10回100円

日常

 朝起きたら、枕元にあるミニテーブルの上に、100円玉が置いてあった。

 前夜、わたしと妻は焼き鳥屋で飲み、その後カラオケスナックで飲んで歌い、酩酊して店を出た頃には、まだ帰りの電車はあったが、わたしは、
「電車に乗る気はない!」
 と、豪語したらしく、タクシーで帰宅した。

 寝室で妻からは、二度三度と風呂に入るよう促されたが、底知れぬ睡魔に襲われていたわたしは、
「もう寝る」
 と、駄々をこねて、消灯命令が下されたら3秒で寝入ることができる自信を持って、布団の上であぐらをかいていたら、妻は諦めてわたしの下着と靴下を剥ぎ取り、何枚ものウェットティッシュで体と足を拭いてくれたが、わたしが、
「拭き方が丁寧でない!」
 と、クレームを入れたら、妻は、
「だったら、自分で拭きや!」
 と、言って、持っていたウェットティッシュをわたしの腹に投げつけ、わたしはそれをシカトして寝入ったのは覚えているのだが、テーブルに置かれた100円玉は、全く思い出すことができなかった。きっと、タクシー料金のお釣りだろうと、思うくらいだった。

 わたしが妻に、
「この100円なに?」
 と、聞くと、妻は、
「覚えてないの!?」
 と、少々驚いた表情をして言った。

 妻の話によると、わたしの体と足を拭いた後、パンツを履き替えてもらおうと、わたしに「パンツ脱ぎや」と、言ったら、わたしは「いやだ」と、拒否したそうだ。

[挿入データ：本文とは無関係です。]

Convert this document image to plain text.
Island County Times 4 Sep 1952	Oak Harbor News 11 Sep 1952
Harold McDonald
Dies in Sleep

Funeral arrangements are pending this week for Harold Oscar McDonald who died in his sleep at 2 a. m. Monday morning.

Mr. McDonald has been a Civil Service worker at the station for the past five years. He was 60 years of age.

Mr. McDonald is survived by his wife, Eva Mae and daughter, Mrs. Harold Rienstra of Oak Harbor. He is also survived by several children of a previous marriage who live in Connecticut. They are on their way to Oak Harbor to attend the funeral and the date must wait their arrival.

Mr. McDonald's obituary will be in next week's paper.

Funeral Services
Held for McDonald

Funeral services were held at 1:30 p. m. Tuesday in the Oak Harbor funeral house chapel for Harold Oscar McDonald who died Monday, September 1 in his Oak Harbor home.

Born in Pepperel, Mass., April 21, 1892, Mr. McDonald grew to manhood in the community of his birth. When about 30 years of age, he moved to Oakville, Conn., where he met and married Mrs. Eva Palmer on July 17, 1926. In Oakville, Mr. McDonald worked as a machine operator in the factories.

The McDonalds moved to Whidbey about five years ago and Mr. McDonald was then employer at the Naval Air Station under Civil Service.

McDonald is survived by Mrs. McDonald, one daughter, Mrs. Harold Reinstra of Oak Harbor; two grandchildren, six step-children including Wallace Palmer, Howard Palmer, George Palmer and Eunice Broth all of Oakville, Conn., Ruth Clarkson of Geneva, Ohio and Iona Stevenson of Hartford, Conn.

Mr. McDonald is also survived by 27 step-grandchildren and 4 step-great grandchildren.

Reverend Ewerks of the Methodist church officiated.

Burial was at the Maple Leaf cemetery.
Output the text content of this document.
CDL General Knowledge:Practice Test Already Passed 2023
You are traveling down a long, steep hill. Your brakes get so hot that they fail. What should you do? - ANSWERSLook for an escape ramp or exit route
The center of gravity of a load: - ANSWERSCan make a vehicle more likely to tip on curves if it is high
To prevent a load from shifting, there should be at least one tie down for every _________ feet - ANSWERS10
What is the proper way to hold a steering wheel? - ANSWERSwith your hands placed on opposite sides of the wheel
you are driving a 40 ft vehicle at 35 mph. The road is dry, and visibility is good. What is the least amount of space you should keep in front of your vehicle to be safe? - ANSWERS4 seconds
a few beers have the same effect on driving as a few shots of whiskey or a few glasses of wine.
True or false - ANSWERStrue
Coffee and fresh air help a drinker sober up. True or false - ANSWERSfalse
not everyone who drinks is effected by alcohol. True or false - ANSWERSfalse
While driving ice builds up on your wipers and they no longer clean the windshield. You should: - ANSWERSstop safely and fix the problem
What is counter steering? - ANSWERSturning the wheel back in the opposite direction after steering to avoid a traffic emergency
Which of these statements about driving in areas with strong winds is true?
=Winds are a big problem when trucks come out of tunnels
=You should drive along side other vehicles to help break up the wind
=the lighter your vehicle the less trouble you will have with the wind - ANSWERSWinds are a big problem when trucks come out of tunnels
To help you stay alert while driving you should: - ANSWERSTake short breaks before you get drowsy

 我が家では毎朝妻が洗濯をする。通常だったら、夜に入浴するときに洗面所で脱衣物を洗濯かごに入れ、翌朝それを洗濯するのだが、この夜は睡魔に敗れたわたしが風呂に入らないと言ったばかりに、妻としてはわたしが寝る前に履き替えてもらいたかったようだ。

 そして、妻が再度わたしにパンツを履き替えるように言ったら、わたしは、
「脱いで欲しかったら、じゅうえん払え」
 と、言い出したそうだ。子どもが、教えて欲しかったら10円払えと、言っているのと何ら変わりがない。

 しかし、妻も妻で、わたしの子どもじみた交換条件に呆れて、もうこの人の相手はできないと諦めることはしなかったようだ。

 わたしが言い放った「じゅうえん払え」にカチンと反応し、気っ風良く、小銭入れから100円玉を取り出して、
「10回分ここに置いたで!さぁ、脱ぎや!!」
 と、ミニテーブルの上に100円玉を威勢よく置き、真っ向勝負をしてきたとのこと。夫婦揃って子どもか?

 結果、わたしはパンツを履き替えて寝たようだが、この話しを妻から聞かされたとき、幼児性が抜けきらない自分に苦笑いした。